O DEDA QUESTÃO

Foi enterrado no Cemitério Pax, em Sorocaba, na manhã de quarta-feira, o corpo do professor João Batista Larizzatti Júnior, conhecido como Prof. Júnior.

Ele tinha 72 anos de idade e uma carreira brilhante no magistério. Dentro da sala de aula foi um daqueles mestres que marca a vida de gerações e gerações de alunos, mas foi fora dela que ganhou fama e construiu uma das melhores reputações de educadores sorocabanos com o Curso Preparatório do Prof. Júnior.

O brasileiro, desde a mudança da legislação nos anos 80, vê no serviço público a segurança de um futuro melhor para si e família devido a estabilidade que a lei garante a quem consegue ingressar neste ramo do trabalho, uma vez que apenas com grave erro, e longo processo de acusação e defesa, um funcionário público concursado é demitido.
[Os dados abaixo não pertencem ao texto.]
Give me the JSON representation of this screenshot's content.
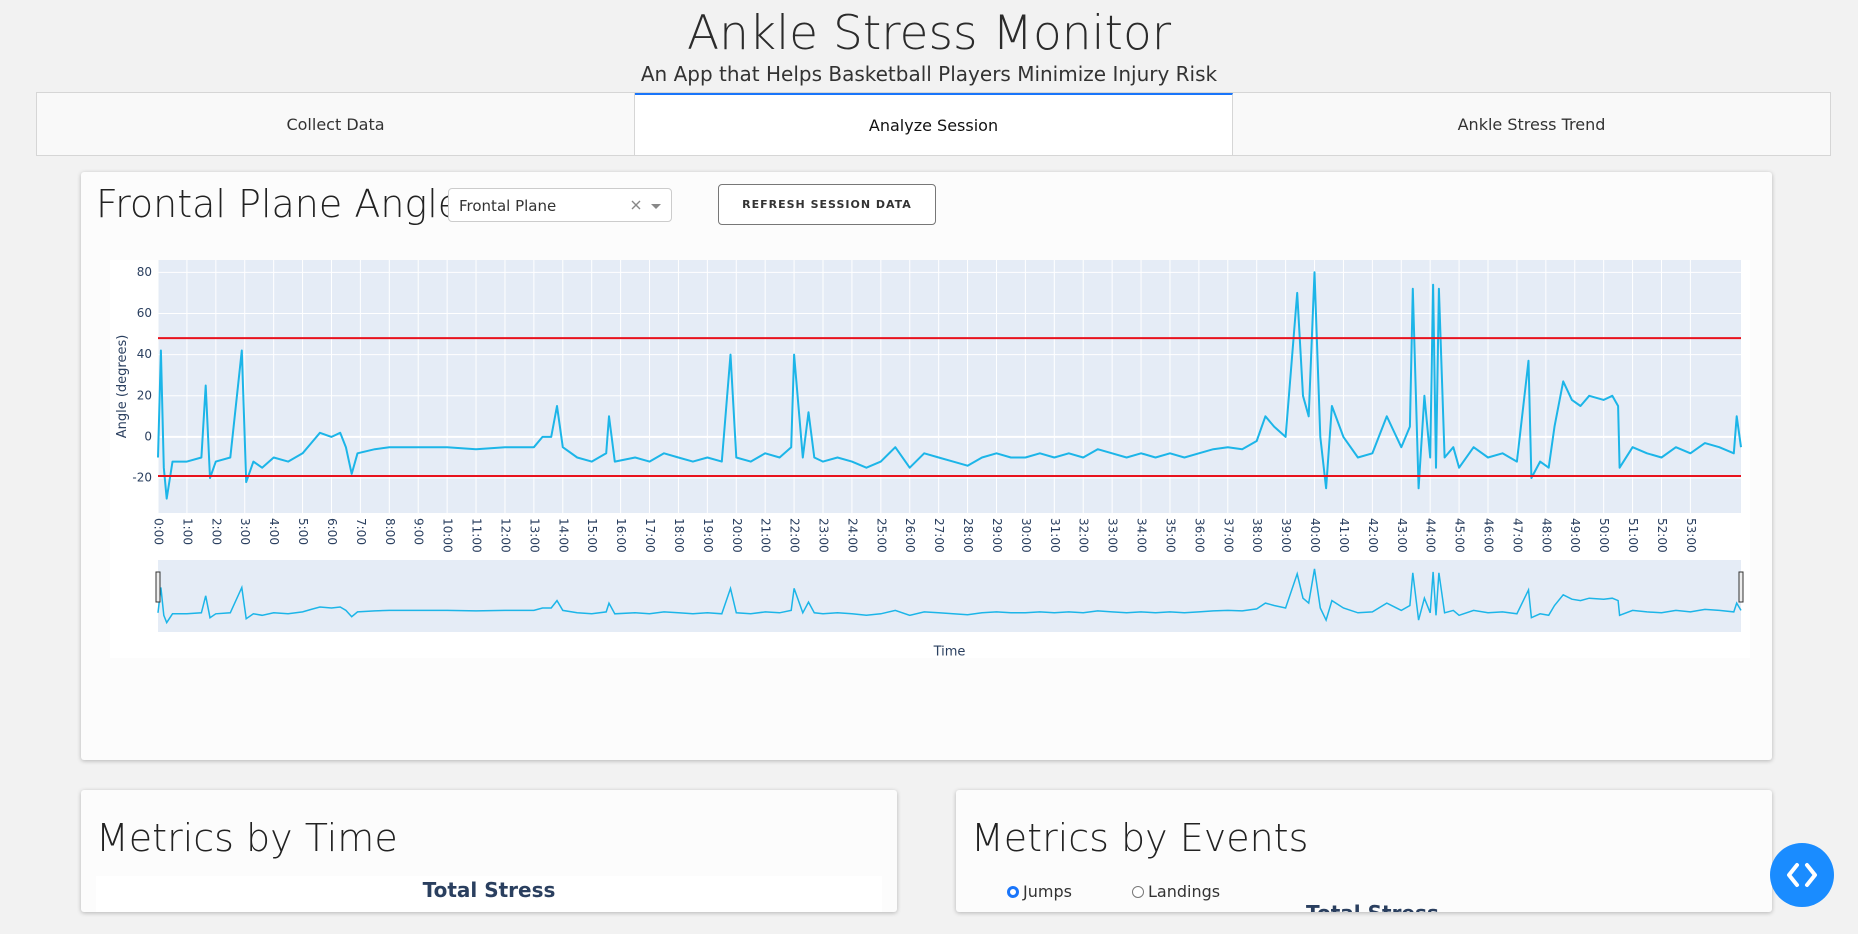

O Prof. Júnior viu um nicho de trabalho nessa realidade brasileira e começou a preparar cursos para ajudar seus alunos a serem aprovados nas provas dos concursos, assim, suprindo a carência na formação desses alunos a conteúdos que não fizeram parte da grade curricular de sua formação. Um sucesso imediato que se transformou na vida do Prof. Júnior e que agora caberá aos seus familiares decidirem o seu futuro.

Meu convívio com o professor Júnior aconteceu na OSE (Organização Sorocabana de Ensino) no histórico prédio da rua da Penha. Eu fazia assessoria aos diretores da instituição à época, Arthur Fonseca Filho, Raul Fonseca e Wlademir dos Santos, e conversava bastante com ele, especialmente sobre a mudança na estrutura das famílias e a participação delas na formação de seus filhos. Prof. Júnior teve sua formação dentro do seminário de Pirassununga, interior paulista, onde chegou criança e saiu logo após completar 18 anos de idade.

Professor Júnior tinha 21 anos a mais do que eu e quando ingressei no jornalismo ele já havia deixado a profissão de lado, sem nunca deixar de recordar com orgulho e saudades da época em que trabalhou no jornal Cruzeiro do Sul no final dos anos 70. No noticiário do jornal, a respeito da morte do Prof. Júnior, o “jornalista Adalberto Vieira relembra que ao entrar no Cruzeiro do Sul, em 1977, o professor Júnior era o responsável pelo noticiário regional, encaminhado pelos correspondentes, permanecendo até 1980, quando a redação e todo parque gráfico foi transferido para o prédio do Alto da Boa Vista: ele se orgulhava muito de ter trabalhado no jornal”.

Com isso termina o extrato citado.